By Mary Karr

“What good is the warmth of summer without the cold of winter to give it sweetness.”

John Steinbeck

The days grow shorter, temperatures start to drop, and winter’s first snow is in the air.  What is better on a crisp fall day than curling up in front of the fire with a good book and a cup of tea  It is also the time of the year to travel around the countryside to art and craft shows and flea markets avoiding crush and rush of crowds of people.  Our Hickory Nut Gorge is a glorious center close to numerous wineries, galleries and museums.  It is very charming to experience the gamut of adventures, sightseeing, and cultural attractions.

One such attraction is not too far away and not to be missed.  It is the exciting exhibition of work of “Georgia O’Keeffe: Living Modern” at the Renolda House of American Art in Winston-Salem.  The show explores how the artist’s modern sensibility influenced her art, life, homes and persona.

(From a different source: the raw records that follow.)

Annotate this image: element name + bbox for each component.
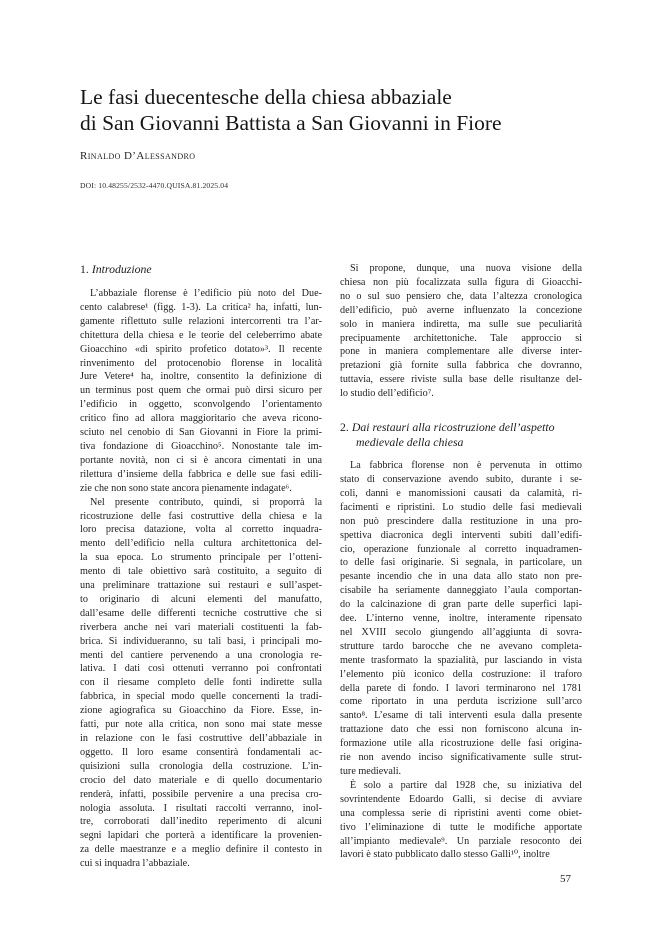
text-line: rinvenimento del protocenobio florense in località: [80, 357, 322, 369]
article-title: [80, 84, 600, 136]
text-line: sciuto nel cenobio di San Giovanni in Fiore la primi-: [80, 427, 322, 439]
page-number: 57: [560, 873, 571, 885]
right-column: [340, 262, 582, 862]
text-line: una complessa serie di ripristini aventi come obiet-: [340, 807, 582, 819]
text-line: tuttavia, essere riviste sulla base delle risultanze del-: [340, 374, 582, 386]
text-line: santo⁸. L’esame di tali interventi esula dalla presente: [340, 710, 582, 722]
text-line: precipuamente architettoniche. Tale approccio si: [340, 332, 582, 344]
text-line: za delle maestranze e a meglio definire il contesto in: [80, 844, 322, 856]
text-line: come riportato in una perduta iscrizione sull’arco: [340, 696, 582, 708]
text-line: pretazioni già fornite sulla fabbrica che dovranno,: [340, 360, 582, 372]
text-line: Jure Vetere⁴ ha, inoltre, consentito la definizione di: [80, 371, 322, 383]
text-line: pone in maniera complementare alle diverse inter-: [340, 346, 582, 358]
text-line: stato di conservazione avendo subito, durante i se-: [340, 473, 582, 485]
text-line: gamente riflettuto sulle relazioni intercorrenti tra l’ar-: [80, 315, 322, 327]
text-line: all’impianto medievale⁹. Un parziale resoconto dei: [340, 835, 582, 847]
section-1-text: [80, 287, 322, 871]
title-line: di San Giovanni Battista a San Giovanni in Fiore: [80, 111, 502, 135]
text-line: zie che non sono state ancora pienamente indagate⁶.: [80, 482, 292, 494]
text-line: un terminus post quem che ormai può dirsi sicuro per: [80, 385, 322, 397]
text-line: tiva fondazione di Gioacchino⁵. Nonostante tale im-: [80, 440, 322, 452]
title-line: Le fasi duecentesche della chiesa abbaziale: [80, 85, 452, 109]
text-line: chiesa non più focalizzata sulla figura di Gioacchi-: [340, 276, 582, 288]
text-line: formazione utile alla ricostruzione delle fasi origina-: [340, 738, 582, 750]
text-line: to delle fasi originarie. Si segnala, in particolare, un: [340, 557, 582, 569]
text-line: crocio del dato materiale e di quello documentario: [80, 774, 322, 786]
text-line: rie non avendo inciso significativamente sulle strut-: [340, 752, 582, 764]
text-line: L’abbaziale florense è l’edificio più noto del Due-: [90, 288, 322, 299]
text-line: in relazione con le fasi costruttive dell’abbaziale in: [80, 733, 322, 744]
text-line: lativa. I dati così ottenuti verranno poi confrontati: [80, 663, 322, 675]
text-line: fabbrica, in special modo quelle concernenti la tradi-: [80, 691, 322, 703]
text-line: fatti, pur note alla critica, non sono mai state messe: [80, 719, 322, 731]
text-line: con il riesame completo delle fonti indirette sulla: [80, 677, 322, 689]
text-line: della parete di fondo. I lavori terminarono nel 1781: [340, 682, 582, 694]
text-line: critico fino ad allora maggioritario che aveva ricono-: [80, 413, 322, 425]
text-line: pesante incendio che in una data allo stato non pre-: [340, 571, 582, 583]
text-line: sovrintendente Edoardo Galli, si decise di avviare: [340, 793, 582, 805]
text-line: do la calcinazione di gran parte delle superfici lapi-: [340, 599, 582, 611]
text-line: mento di tale obiettivo sarà costituito, a seguito di: [80, 566, 322, 578]
text-line: rilettura d’insieme della fabbrica e delle sue fasi edili-: [80, 468, 322, 480]
text-line: segni lapidari che porterà a identificare la provenien-: [80, 830, 322, 842]
text-line: Nel presente contributo, quindi, si proporrà la: [90, 496, 322, 508]
text-line: Si propone, dunque, una nuova visione della: [350, 263, 582, 274]
section-number: 1.: [80, 262, 89, 276]
doi: DOI: 10.48255/2532-4470.QUISA.81.2025.04: [80, 181, 229, 190]
text-line: riverbera anche nei vari materiali costituenti la fab-: [80, 621, 322, 633]
text-line: oggetto. Il loro esame consentirà fondamentali ac-: [80, 746, 322, 758]
left-column: [80, 262, 322, 871]
text-line: dell’edificio, può averne influenzato la concezione: [340, 304, 582, 316]
text-line: dall’esame delle differenti tecniche costruttive che si: [80, 607, 322, 619]
text-line: cisabile ha seriamente danneggiato l’aula comportan-: [340, 585, 582, 597]
text-line: solo in maniera indiretta, ma sulle sue peculiarità: [340, 318, 582, 330]
text-line: menti del cantiere pervenendo a una cronologia re-: [80, 649, 322, 661]
text-line: to originario di alcuni elementi del manufatto,: [80, 593, 322, 605]
text-line: l’edificio in oggetto, sconvolgendo l’orientamento: [80, 399, 322, 411]
text-line: cui si inquadra l’abbaziale.: [80, 858, 190, 870]
text-line: Gioacchino «di spirito profetico dotato»³. Il recente: [80, 343, 322, 355]
text-line: La fabbrica florense non è pervenuta in ottimo: [350, 460, 582, 472]
text-line: cio, operazione funzionale al corretto inquadramen-: [340, 543, 582, 555]
section-2-text: [340, 459, 582, 862]
text-line: brica. Si individueranno, su tali basi, i principali mo-: [80, 635, 322, 647]
text-line: portante novità, non ci si è ancora cimentati in una: [80, 454, 322, 466]
section-title: Dai restauri alla ricostruzione dell’aspetto medievale della chiesa: [351, 420, 555, 450]
section-1-continued-text: [340, 262, 582, 401]
author-name: Rinaldo D’Alessandro: [80, 150, 196, 162]
text-line: tivo l’eliminazione di tutte le modifiche apportate: [340, 821, 582, 833]
text-line: trattazione dato che essi non forniscono alcuna in-: [340, 724, 582, 736]
section-heading: [80, 262, 322, 277]
text-line: tre, corroborati dall’inedito reperimento di alcuni: [80, 816, 322, 828]
text-line: loro precisa datazione, volta al corretto inquadra-: [80, 524, 322, 536]
text-line: quisizioni sulla cronologia della costruzione. L’in-: [80, 760, 322, 772]
text-line: strutture tardo barocche che ne avevano completa-: [340, 640, 582, 652]
text-line: una preliminare trattazione sui restauri e sull’aspet-: [80, 580, 322, 592]
text-line: l’elemento più iconico della costruzione: il traforo: [340, 668, 582, 680]
section-number: 2.: [340, 420, 349, 435]
text-line: mente trasformato la spazialità, pur lasciando in vista: [340, 654, 582, 666]
text-line: non può prescindere dalla restituzione in una pro-: [340, 515, 582, 527]
text-line: nel XVIII secolo giungendo all’aggiunta di sovra-: [340, 626, 582, 638]
section-title: Introduzione: [91, 262, 152, 276]
text-line: mento dell’edificio nella cultura architettonica del-: [80, 538, 322, 550]
text-line: lavori è stato pubblicato dallo stesso Galli¹⁰, inoltre: [340, 849, 550, 861]
text-line: lo studio dell’edificio⁷.: [340, 388, 434, 400]
text-line: no o sul suo pensiero che, data l’altezza cronologica: [340, 290, 582, 302]
text-line: dee. L’interno venne, inoltre, interamente ripensato: [340, 613, 582, 625]
text-line: spettiva diacronica degli interventi subiti dall’edifi-: [340, 529, 582, 541]
text-line: chitettura della chiesa e le teorie del celeberrimo abate: [80, 329, 322, 341]
section-heading: [340, 420, 582, 450]
text-line: ricostruzione delle fasi costruttive della chiesa e la: [80, 510, 322, 522]
text-line: renderà, infatti, possibile pervenire a una precisa cro-: [80, 788, 322, 800]
text-line: cento calabrese¹ (figg. 1-3). La critica² ha, infatti, lun-: [80, 301, 322, 313]
text-line: facimenti e ripristini. Lo studio delle fasi medievali: [340, 501, 582, 513]
text-line: coli, danni e manomissioni causati da calamità, ri-: [340, 487, 582, 499]
text-line: nologia assoluta. I risultati raccolti verranno, inol-: [80, 802, 322, 814]
text-line: zione agiografica su Gioacchino da Fiore. Esse, in-: [80, 705, 322, 717]
text-line: ture medievali.: [340, 766, 402, 777]
text-line: È solo a partire dal 1928 che, su iniziativa del: [350, 779, 582, 791]
text-line: la sua epoca. Lo strumento principale per l’otteni-: [80, 552, 322, 564]
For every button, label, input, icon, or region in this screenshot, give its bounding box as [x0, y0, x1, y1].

“To create one’s own world takes courage.” Georgia O’Keeffe

There are many of her paintings in the show plus numerous photographs of her by her famous husband, Alfred Stieglitz.  Her personal wardrobe is shown featuring her preference for compact masses, organic silhouettes and little ornamentation.  The exhibition has been organized to explore key themes that place the artist’s self-fashioning within the broader history of modern art, women’s culture and identity formation.  In the first twenty or so years of her career she made black and white her dominate colors in her dress and in her painting palette.  Later in life she moved to rural New Mexico and there began to introduce stronger colors in dress and especially in her paintings.

Georgia O’Keeffe was born in Wisconsin in 1887 and died in Santa Fe, New Mexico in 1986. She is one of the most iconic figures in modern American art, and is celebrated for her early abstractions and paintings of flowers and animal bones.  Her paintings are familiar classics of twentieth-century art, and the circumstances of her life are well known.  Although she was born into the staid Victorian world she absorbed the progressive principles of the Arts and Crafts movement.  The abstracted and elemental forms of her paintings were also evident in the way she dressed and lived.

Stieglitz and O’Keeffe collaborated on creating her public person as a regal and remote artist with a contemplative, detached bearing.  Two of our presidents acknowledged her life.  In January 1977, she received the Medal of Freedom from President Gerald Ford, and in 1985, was awarded National Medal of Arts by President Ronald Reagan.  One cannot help but to be inspired by her example of self-reinvention and lifelong creativity.

The Lake Lure artists continue to show their talents in the area restaurants, galleries, The Mountain Library and in upcoming art shows.  They are gifted artists and worth your time to explore and to meet them.  They are having an art show on November 11, at the Lake Lure Town Hall.